Thank you! I am so glad I made this discussion because I’ve honestly been saying this exact thing to everyone who would vaguely listen and they basically wrote me off as being paranoid/fragile. I could not agree more @@Zoffiel. At every single major meeting with either oncologist radiographer surgeon whoever, I swear they all just gave me this practised polished totally abridged version of what would REALLY happen to me. And I of course was too heavily fogged/overwhelmed/exhausted to be sharp and on the ball enough to ask more detailed questions and really push for answers at those times. As a result I ended up knowing about 30% of what I now know is the truth about all of those treatments I endured. And I get that they don’t want to get sued for being seen to discourage me from having potentially life saving treatment. But why can’t they be more honest and detailed and REAL about it?

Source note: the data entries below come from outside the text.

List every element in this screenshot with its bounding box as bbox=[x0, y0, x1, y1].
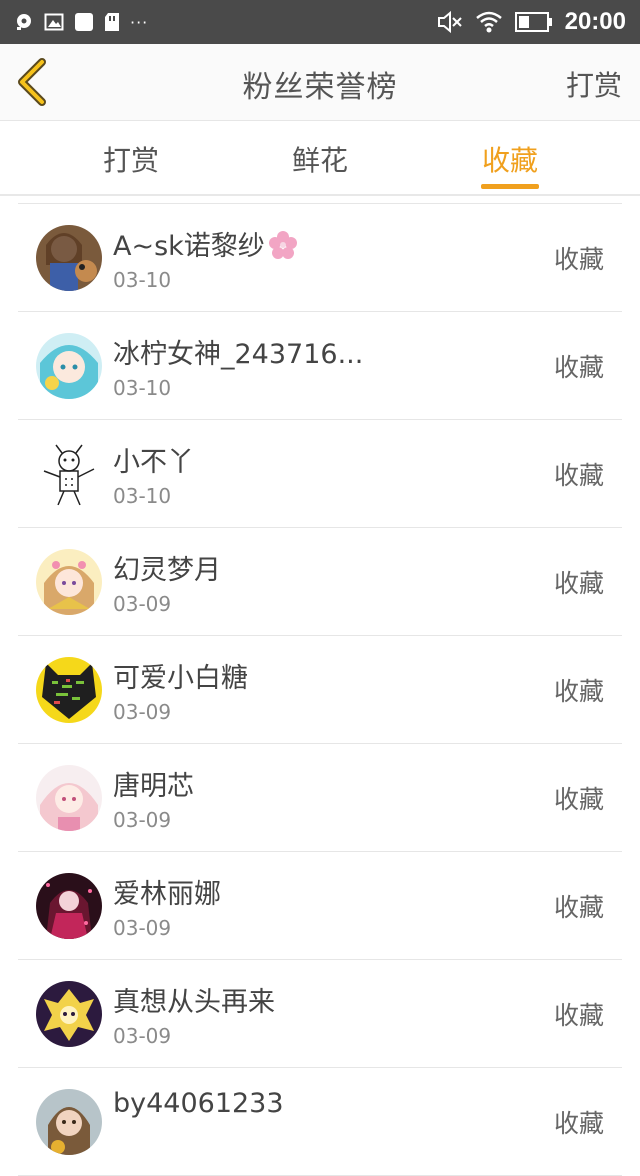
user-name: 唐明芯 bbox=[113, 771, 194, 802]
date-label: 03-09 bbox=[113, 1024, 172, 1048]
tab-reward[interactable]: 打赏 bbox=[103, 139, 159, 179]
user-name: 小不丫 bbox=[113, 447, 194, 478]
list-item[interactable]: 小不丫 03-10 收藏 bbox=[18, 420, 622, 528]
battery-icon bbox=[514, 12, 552, 32]
record-type: 收藏 bbox=[553, 893, 604, 922]
avatar[interactable] bbox=[36, 225, 102, 291]
mute-icon bbox=[437, 10, 462, 34]
status-left-icons: ··· bbox=[14, 10, 148, 34]
fans-list[interactable]: A~sk诺黎纱 03-10 收藏 冰柠女神_243716... 03-10 收藏 bbox=[18, 203, 622, 1176]
record-type: 收藏 bbox=[553, 569, 604, 598]
user-name: 真想从头再来 bbox=[113, 987, 275, 1018]
list-item[interactable]: 冰柠女神_243716... 03-10 收藏 bbox=[18, 312, 622, 420]
avatar[interactable] bbox=[36, 1089, 102, 1155]
avatar[interactable] bbox=[36, 657, 102, 723]
overflow-indicator: ··· bbox=[130, 12, 149, 32]
list-item[interactable]: 幻灵梦月 03-09 收藏 bbox=[18, 528, 622, 636]
wifi-icon bbox=[475, 11, 502, 33]
avatar[interactable] bbox=[36, 333, 102, 399]
user-name: 冰柠女神_243716... bbox=[113, 339, 364, 370]
record-type: 收藏 bbox=[553, 1109, 604, 1138]
date-label: 03-09 bbox=[113, 916, 172, 940]
record-type: 收藏 bbox=[553, 353, 604, 382]
reward-action-button[interactable]: 打赏 bbox=[566, 64, 622, 104]
tab-flowers[interactable]: 鲜花 bbox=[292, 139, 348, 179]
notification-icon bbox=[17, 14, 31, 30]
active-tab-indicator bbox=[481, 184, 539, 189]
status-bar: ··· 20:00 bbox=[0, 0, 640, 44]
record-type: 收藏 bbox=[553, 245, 604, 274]
user-name: 幻灵梦月 bbox=[113, 555, 221, 586]
user-name: 爱林丽娜 bbox=[113, 879, 221, 910]
avatar[interactable] bbox=[36, 765, 102, 831]
image-icon bbox=[44, 13, 64, 31]
user-name: A~sk诺黎纱 bbox=[113, 224, 299, 263]
flower-icon bbox=[268, 231, 297, 259]
status-right-icons: 20:00 bbox=[437, 6, 626, 38]
date-label: 03-10 bbox=[113, 484, 172, 508]
list-item[interactable]: by44061233 收藏 bbox=[18, 1068, 622, 1176]
avatar[interactable] bbox=[36, 981, 102, 1047]
date-label: 03-09 bbox=[113, 808, 172, 832]
page-title: 粉丝荣誉榜 bbox=[242, 70, 398, 105]
date-label: 03-09 bbox=[113, 592, 172, 616]
tab-bar: 打赏 鲜花 收藏 bbox=[0, 121, 640, 196]
list-item[interactable]: A~sk诺黎纱 03-10 收藏 bbox=[18, 204, 622, 312]
avatar[interactable] bbox=[36, 873, 102, 939]
user-name: 可爱小白糖 bbox=[113, 663, 248, 694]
list-item[interactable]: 可爱小白糖 03-09 收藏 bbox=[18, 636, 622, 744]
sdcard-icon bbox=[105, 13, 119, 31]
avatar[interactable] bbox=[36, 549, 102, 615]
record-type: 收藏 bbox=[553, 785, 604, 814]
record-type: 收藏 bbox=[553, 677, 604, 706]
list-item[interactable]: 爱林丽娜 03-09 收藏 bbox=[18, 852, 622, 960]
date-label: 03-09 bbox=[113, 700, 172, 724]
date-label: 03-10 bbox=[113, 376, 172, 400]
tab-favorites[interactable]: 收藏 bbox=[482, 139, 538, 179]
avatar[interactable] bbox=[36, 441, 102, 507]
app-header: 粉丝荣誉榜 打赏 bbox=[0, 44, 640, 121]
list-item[interactable]: 真想从头再来 03-09 收藏 bbox=[18, 960, 622, 1068]
list-item[interactable]: 唐明芯 03-09 收藏 bbox=[18, 744, 622, 852]
date-label: 03-10 bbox=[113, 268, 172, 292]
record-type: 收藏 bbox=[553, 461, 604, 490]
app-icon bbox=[75, 13, 93, 31]
clock: 20:00 bbox=[564, 8, 626, 35]
user-name: by44061233 bbox=[113, 1088, 284, 1119]
record-type: 收藏 bbox=[553, 1001, 604, 1030]
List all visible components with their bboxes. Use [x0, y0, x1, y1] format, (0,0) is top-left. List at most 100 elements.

Why can’t they tell me the full gamete of what having an axillary clearance means upfront for example, or what ‘some joint stiffness’ really translates to? I would have done things very differently if I had been truly informed! I would have been less afraid of the unknown. I would have made decisions coming from a more solid place rather than that awful fear-based grey wobbly zone I’m sure you’ve all been in.
I do think it’s verging on unethical. It’s like they omit the details just enough to make you take the pill, and keep you alive. Great, very grateful my treatment worked and I didn’t die. But it’s like selling me a car and not telling me the fuel system is gonna crap out in six months. It’s dishonest somehow.